The Vermont Cynic
- Type: Weekly student newspaper
- Format: Digital
- School: University of Vermont
- Editor-in-chief: Maxine Thornton and Grace Wang
- Managing editor: Annalisa Madonia
- News editor: Alex Strand
- Opinion editor: Olivia Langlan and Ashley Golden
- Founded: 1883
- Political alignment: Progressive
- Headquarters: Burlington, VT
- ISSN: 0892-3132
- Website: vtcynic.com

= The Vermont Cynic =

University of Vermont's student newspaper

The Vermont Cynic, also known as The Cynic, is the editorially independent student newspaper of the University of Vermont (UVM). Founded in 1883, The Cynic was published in print for most of its history before fully transitioning to digital in 2022.

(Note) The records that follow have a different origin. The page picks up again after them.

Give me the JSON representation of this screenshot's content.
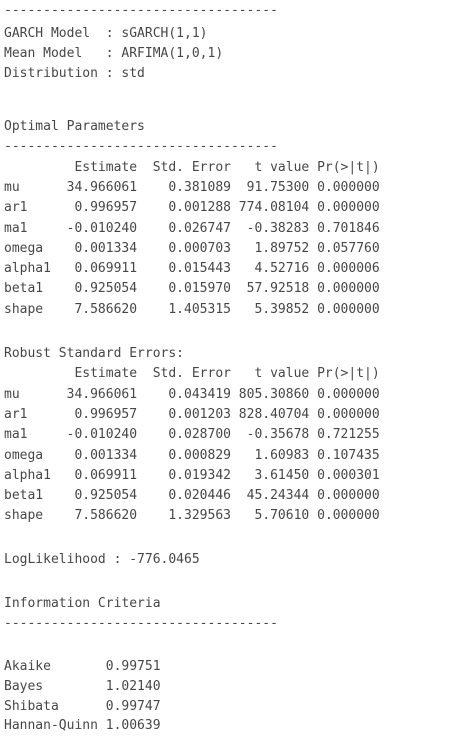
{
  "document": {
    "lines": [
      "-----------------------------------",
      "GARCH Model  : sGARCH(1,1)",
      "Mean Model   : ARFIMA(1,0,1)",
      "Distribution : std",
      "Optimal Parameters",
      "-----------------------------------",
      "         Estimate  Std. Error   t value Pr(>|t|)",
      "mu      34.966061    0.381089  91.75300 0.000000",
      "ar1      0.996957    0.001288 774.08104 0.000000",
      "ma1     -0.010240    0.026747  -0.38283 0.701846",
      "omega    0.001334    0.000703   1.89752 0.057760",
      "alpha1   0.069911    0.015443   4.52716 0.000006",
      "beta1    0.925054    0.015970  57.92518 0.000000",
      "shape    7.586620    1.405315   5.39852 0.000000",
      "Robust Standard Errors:",
      "         Estimate  Std. Error   t value Pr(>|t|)",
      "mu      34.966061    0.043419 805.30860 0.000000",
      "ar1      0.996957    0.001203 828.40704 0.000000",
      "ma1     -0.010240    0.028700  -0.35678 0.721255",
      "omega    0.001334    0.000829   1.60983 0.107435",
      "alpha1   0.069911    0.019342   3.61450 0.000301",
      "beta1    0.925054    0.020446  45.24344 0.000000",
      "shape    7.586620    1.329563   5.70610 0.000000",
      "LogLikelihood : -776.0465",
      "Information Criteria",
      "-----------------------------------",
      "Akaike       0.99751",
      "Bayes        1.02140",
      "Shibata      0.99747",
      "Hannan-Quinn 1.00639"
    ]
  }
}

The Cynic would distribute print copies weekly to various campus locations when it was published in print. In November 2020, it paused publication of print issues, citing low readership due to COVID-19, and resumed traditional print publication beginning in December 2021 before finally discontinuing it in September 2022. In December 2024, the paper established a bi-yearly printing schedule, establishing a yearly December "Sex Issue" and April "Drug Issue."

== Awards ==
In October 2011, the paper won the Associated Collegiate Press Newspaper Pacemaker award, widely known as the Pulitzer Prize for student journalism. In October 2012, The Vermont Cynic won the Associated Collegiate Press' Online Pacemaker award. The Cynic won Diversity Story of the Year in 2016 from the ACP for reporting on the history of "Kake Walk," a Minstrel show tradition at UVM's Winter Carnival that continued until 1969. It was also a finalist for another Pacemaker award in 2017 and took second place in the environmental portrait category for the 2018 Photo of the Year.